Singapore’s private housing market recorded its first decline in prices in over a year Tuesday as it moved toward a cooling trend after an extended period of rallying. Preliminary data from the Urban Redevelopment Authority shows that the private home price index fell 1.1% in the third quarter of 2024 from the quarter before. 

This amounts to a reversal of the gains made in the second quarter and is the first decline since the second quarter of 2023. For the first three quarters of this year, private home prices grew by only 1.1%, an outright slowdown compared with the 3.9% gain during the same period last year. 

The downtrend in price was accompanied by a sales transactions volume which fell by approximately 11% in the third quarter compared with the previous three months.

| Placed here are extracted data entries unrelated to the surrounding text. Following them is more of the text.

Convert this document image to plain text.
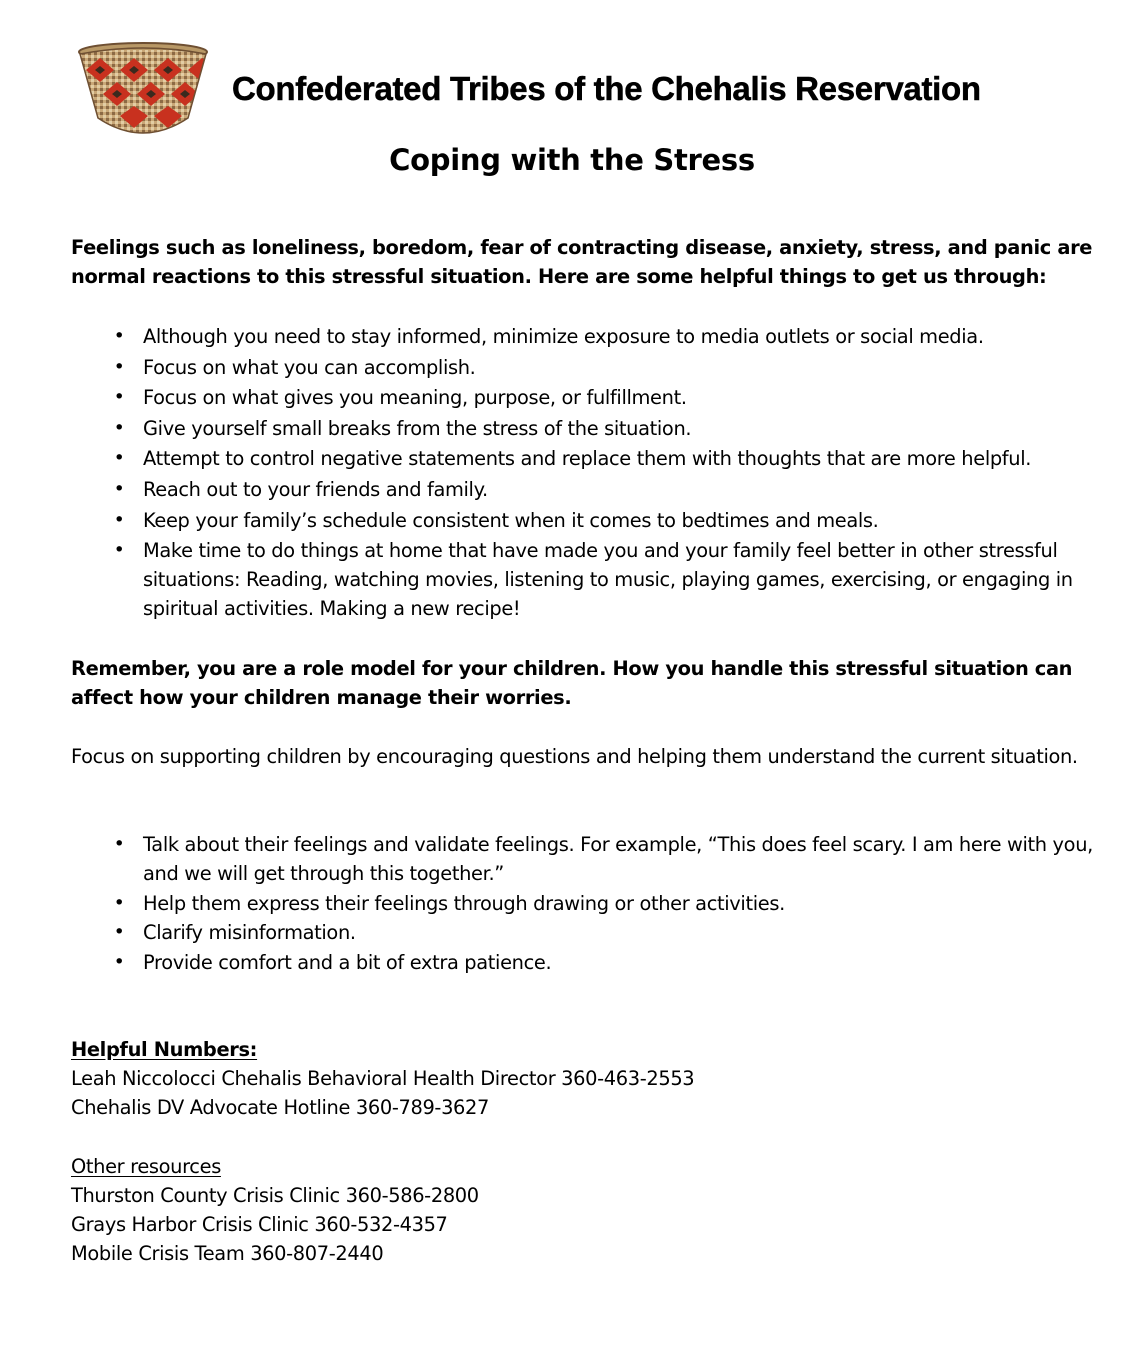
Confederated Tribes of the Chehalis Reservation
Coping with the Stress
Feelings such as loneliness, boredom, fear of contracting disease, anxiety, stress, and panic are normal reactions to this stressful situation. Here are some helpful things to get us through:
• Although you need to stay informed, minimize exposure to media outlets or social media.
• Focus on what you can accomplish.
• Focus on what gives you meaning, purpose, or fulfillment.
• Give yourself small breaks from the stress of the situation.
• Attempt to control negative statements and replace them with thoughts that are more helpful.
• Reach out to your friends and family.
• Keep your family’s schedule consistent when it comes to bedtimes and meals.
• Make time to do things at home that have made you and your family feel better in other stressful situations: Reading, watching movies, listening to music, playing games, exercising, or engaging in spiritual activities. Making a new recipe!
Remember, you are a role model for your children. How you handle this stressful situation can affect how your children manage their worries.
Focus on supporting children by encouraging questions and helping them understand the current situation.
• Talk about their feelings and validate feelings. For example, “This does feel scary. I am here with you, and we will get through this together.”
• Help them express their feelings through drawing or other activities.
• Clarify misinformation.
• Provide comfort and a bit of extra patience.
Helpful Numbers:
Leah Niccolocci Chehalis Behavioral Health Director 360-463-2553
Chehalis DV Advocate Hotline 360-789-3627
Other resources
Thurston County Crisis Clinic 360-586-2800
Grays Harbor Crisis Clinic 360-532-4357
Mobile Crisis Team 360-807-2440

Sales transactions from January to September of 2024 decreased by 8.1% as compared to the same period the previous year. In general, this reflected a more guarded attitude on the part of the buyers. 

The URA pointed out that though macroeconomic conditions have generally remained stable, uncertainty in short-term economic outlook has made the market mood very sensitive to geo-political events and changes in global interest rates. Some of the would-be buyers may have kept completing their purchases of homes in the third quarter in hope of the rate cut by the US Federal Reserve last September. 

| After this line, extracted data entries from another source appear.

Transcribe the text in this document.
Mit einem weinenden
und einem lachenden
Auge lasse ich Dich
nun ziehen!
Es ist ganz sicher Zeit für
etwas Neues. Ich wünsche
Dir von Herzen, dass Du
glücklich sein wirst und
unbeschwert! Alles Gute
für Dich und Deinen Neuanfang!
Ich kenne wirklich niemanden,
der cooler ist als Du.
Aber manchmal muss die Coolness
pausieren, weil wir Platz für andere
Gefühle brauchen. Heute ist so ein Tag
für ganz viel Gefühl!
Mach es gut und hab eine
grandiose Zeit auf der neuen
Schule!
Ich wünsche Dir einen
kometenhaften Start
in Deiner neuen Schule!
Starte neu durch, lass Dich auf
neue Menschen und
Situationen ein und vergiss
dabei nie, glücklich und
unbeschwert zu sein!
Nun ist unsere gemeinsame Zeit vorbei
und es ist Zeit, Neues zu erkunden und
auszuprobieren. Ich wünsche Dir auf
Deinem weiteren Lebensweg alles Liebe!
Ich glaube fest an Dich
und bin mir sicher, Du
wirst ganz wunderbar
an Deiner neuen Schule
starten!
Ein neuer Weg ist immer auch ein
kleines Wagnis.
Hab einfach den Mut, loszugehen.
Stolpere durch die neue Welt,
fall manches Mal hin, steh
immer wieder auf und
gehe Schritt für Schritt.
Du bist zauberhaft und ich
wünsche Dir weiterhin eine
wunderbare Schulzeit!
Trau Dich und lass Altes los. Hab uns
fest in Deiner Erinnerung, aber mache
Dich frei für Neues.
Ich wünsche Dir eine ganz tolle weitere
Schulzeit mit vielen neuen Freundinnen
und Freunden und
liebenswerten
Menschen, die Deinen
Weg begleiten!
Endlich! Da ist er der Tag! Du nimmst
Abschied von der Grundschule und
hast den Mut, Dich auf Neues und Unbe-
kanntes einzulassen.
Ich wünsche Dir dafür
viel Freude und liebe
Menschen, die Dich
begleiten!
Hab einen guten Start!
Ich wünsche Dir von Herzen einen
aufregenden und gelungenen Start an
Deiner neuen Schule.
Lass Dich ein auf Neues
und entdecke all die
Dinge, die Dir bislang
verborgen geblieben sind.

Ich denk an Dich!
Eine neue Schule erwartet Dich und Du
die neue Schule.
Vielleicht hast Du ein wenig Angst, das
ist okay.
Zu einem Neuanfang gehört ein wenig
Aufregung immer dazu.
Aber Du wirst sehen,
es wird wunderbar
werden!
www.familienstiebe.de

Even as the URA predicted trimming, it sounded a cautionary note that Singapore’s mortgage rates are likely to be high compared to the record-low levels seen throughout the last decade. “Households should remain prudent when buying properties and taking up mortgage loans,” it said. 

The URA estimates are based on the contract prices and sales data which the real estate developers have submitted up until mid-September, but a more comprehensive report on property statistics for the third quarter has promised to come out on October 25. 

In contrast, in private market resale prices for HDB flats in Singapore increased 2.5% from the previous quarter, with resale volumes up by 20%. More than 80% of Singaporeans reside in public housing, leading local authorities to take some measures recently to temper the public housing market. However, the government will continue to monitor the property market and make relevant policy adjustments should that be necessary so as not to threaten a stable and sustainable property market, according to HDB.